The Society of Motor Manufacturers and Traders (SMMT) has urged the Chancellor, Rishi Sunak, to remove the tax from zero-emissions capable vehicles in his Budget next week to make them more affordable.
It argues that by cutting VAT from pure electric vehicles (EVs), plug-in hybrids (PHEVs) and hydrogen fuel cell cars (FCEVs), the average price would immediately drop by around £5,600.
New car registrations fell by 2.9 per cent in February and while EV and PHEV registrations were both up the SMMT argues that they still represent a tiny portion of the market and more needs to be done to accelerate their uptake.
EV registrations were up 243 per cent, to 2,508, while PHEVs were up 50 per cent to 2,058. However, combined they still only account for 5.8 per cent of the market.
‘Time for a change of approach’
The SMMT’s chief executive Mike Hawes said that the Government needs to use incentives rather than punishments to encourage more drivers to switch to EVs and PHEVs.
He said: “To drive the transition to zero emission motoring, we need carrots, not sticks – as the evidence shows, talk of bans and penalties only means people hang on to their older, more polluting vehicles for longer.

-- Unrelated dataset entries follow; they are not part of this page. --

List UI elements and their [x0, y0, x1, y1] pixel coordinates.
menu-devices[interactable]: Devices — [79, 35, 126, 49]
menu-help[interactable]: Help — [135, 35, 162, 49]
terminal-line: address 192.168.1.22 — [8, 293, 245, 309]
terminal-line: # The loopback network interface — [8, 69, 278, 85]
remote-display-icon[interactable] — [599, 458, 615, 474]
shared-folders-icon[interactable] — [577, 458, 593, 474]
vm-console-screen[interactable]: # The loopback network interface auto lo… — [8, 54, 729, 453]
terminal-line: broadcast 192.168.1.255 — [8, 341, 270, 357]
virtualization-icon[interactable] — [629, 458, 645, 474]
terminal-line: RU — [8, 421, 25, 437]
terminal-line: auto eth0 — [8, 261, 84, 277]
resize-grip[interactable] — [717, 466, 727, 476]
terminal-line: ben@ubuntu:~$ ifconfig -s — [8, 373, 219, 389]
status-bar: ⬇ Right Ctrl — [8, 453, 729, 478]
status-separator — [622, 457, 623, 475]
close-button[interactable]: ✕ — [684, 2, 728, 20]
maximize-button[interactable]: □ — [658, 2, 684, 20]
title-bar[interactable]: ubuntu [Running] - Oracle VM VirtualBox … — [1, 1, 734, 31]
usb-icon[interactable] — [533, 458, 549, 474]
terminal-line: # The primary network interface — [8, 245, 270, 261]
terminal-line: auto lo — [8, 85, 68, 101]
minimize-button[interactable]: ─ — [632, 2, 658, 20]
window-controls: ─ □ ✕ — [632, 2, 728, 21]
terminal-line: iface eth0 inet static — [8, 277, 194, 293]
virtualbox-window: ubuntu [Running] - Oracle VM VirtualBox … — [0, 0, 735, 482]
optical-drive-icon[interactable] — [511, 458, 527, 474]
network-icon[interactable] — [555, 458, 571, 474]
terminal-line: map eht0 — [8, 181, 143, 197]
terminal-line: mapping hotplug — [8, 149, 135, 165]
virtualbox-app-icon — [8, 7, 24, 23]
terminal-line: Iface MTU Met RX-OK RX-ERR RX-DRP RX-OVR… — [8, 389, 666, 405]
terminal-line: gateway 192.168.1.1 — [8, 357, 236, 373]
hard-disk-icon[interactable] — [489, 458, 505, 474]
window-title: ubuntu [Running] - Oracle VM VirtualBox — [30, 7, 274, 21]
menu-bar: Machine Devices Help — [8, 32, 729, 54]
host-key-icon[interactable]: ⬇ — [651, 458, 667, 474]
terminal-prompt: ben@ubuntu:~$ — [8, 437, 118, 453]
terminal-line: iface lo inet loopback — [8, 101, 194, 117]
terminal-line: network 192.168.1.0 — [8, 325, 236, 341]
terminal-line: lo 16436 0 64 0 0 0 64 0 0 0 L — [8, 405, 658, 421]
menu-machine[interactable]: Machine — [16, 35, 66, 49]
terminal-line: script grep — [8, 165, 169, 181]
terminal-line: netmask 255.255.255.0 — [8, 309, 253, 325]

“It’s time for a change of approach, which means encouraging the consumer to invest in the cleanest new car that best suits their needs. If that is to be electric, government must take bold action to make these vehicles more affordable and as convenient to recharge as their petrol and diesel equivalents are to refuel.”
Costs could fall by £10,000
The SMMT says that the upfront cost of EVs could be cut by as much as £10,000 if the Government takes “bold steps” to increase their attractiveness. It wants the plug-in car grant to be kept at its current £3,500 and to once again apply to plug-in hybrids as well as pure-electric cars. It is also calling for EVs and PHEVs to be exempt from VED (car tax) and insurance premium tax.
It claims that, based on current calculations, the removal of VAT could increase sales of EVs alone to just under one million by 2024 as the Government plans to ban all petrol and diesel cars by 2035.
But it says that any move to make EVs more accessible to more people must be matched by investment in infrastructure around the country
Mike Hawes added: “Next week’s Budget is the Chancellor’s opportunity to [show] that government is serious about delivering on its environmental ambitions. Industry has invested in the technology, with a huge influx of new zero- and ultra-low emission models coming to market in 2020, and we now need government to match this with a comprehensive package of incentives and infrastructure spending to accelerate demand.”